Recently in the Office of Readings was a writing of St Bernard on beginning contemplative prayer. So what is contemplative prayer?
Vocal prayer is saying either standard prayers such as the Our Father, Hail Mary, Guardian Angel Prayer, etc or talking lovingly to God in our own words like to a friend or family member. Meditative prayer may be described as thinking about and exploring a passage of Scripture, an event in Jesus’ life such as one of the mysteries of the Rosary, etc. Contemplative prayer is about being present to God (as two intimate friends happy to be silently in each other’s company) and this type of prayer is largely a gift that comes to us from God himself.
The following isn’t as easily read as modern literature, so take it slowly. I have bolded the key points.
The first stage of contemplation, my dear brethren, is to consider constantly what God wants, what is pleasing to him, and what is acceptable in his eyes. We all offend in many things; our strength cannot match the rightness of God’s will and cannot be joined to it. So let us humble ourselves under the powerful hand of the most high God and make an effort to show our lowliness before his merciful gaze, saying Heal me, Lord, and I shall be healed; save me and I shall be saved.

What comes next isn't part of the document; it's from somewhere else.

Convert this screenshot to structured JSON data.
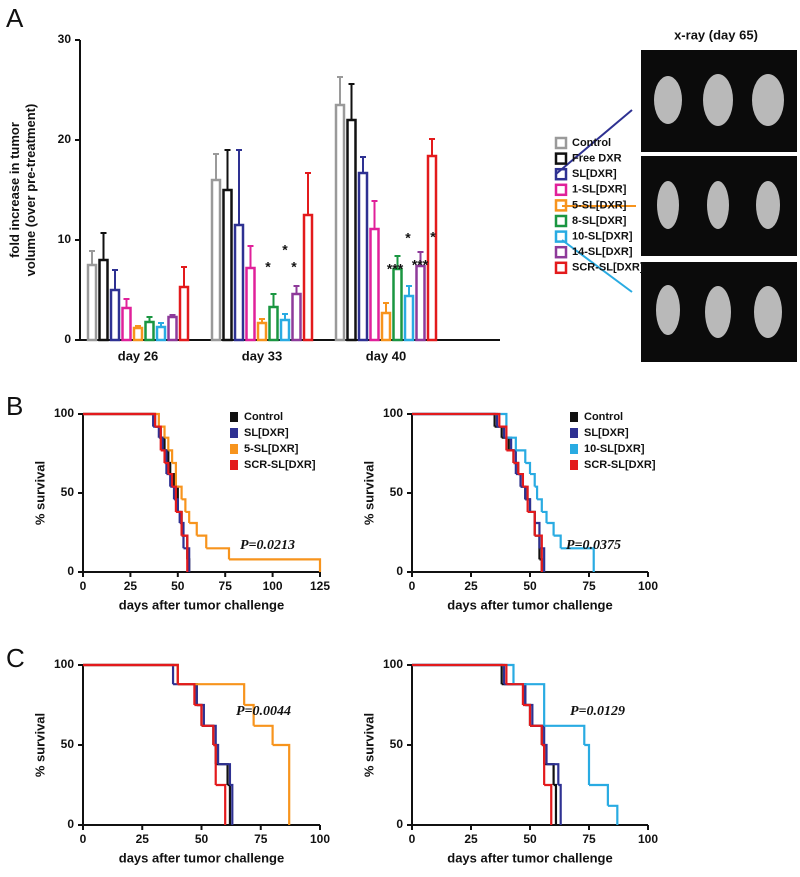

And again, Lord, have mercy on me; heal my soul because I have sinned against you.
Once the eye of the soul has been purified by such considerations, we no longer abide within our spirit in a sense of sorrow, but abide rather in the Spirit of God with great delight. Thus we are convinced that what is according to his will is in every way better for us, and more fitting. And so, if we are concerned to preserve the life of our soul, we must be equally concerned to deviate as little as possible from his will.
Thus having made some progress in our spiritual exercise under the guidance of the Spirit who gazes into the deep things of God, let us reflect how gracious the Lord is and how good he is in himself. Let us join the Prophet in praying that My soul is humbled within me, therefore I shall be mindful of you.
These two stages sum up the whole of the spiritual life: when we contemplate ourselves we are troubled, and our sadness saves us by bringing us to contemplate God; that contemplation in turn gives us the consolation of the joy of the Holy Spirit. Contemplating ourselves brings fear and humility; contemplating God brings us hope and love.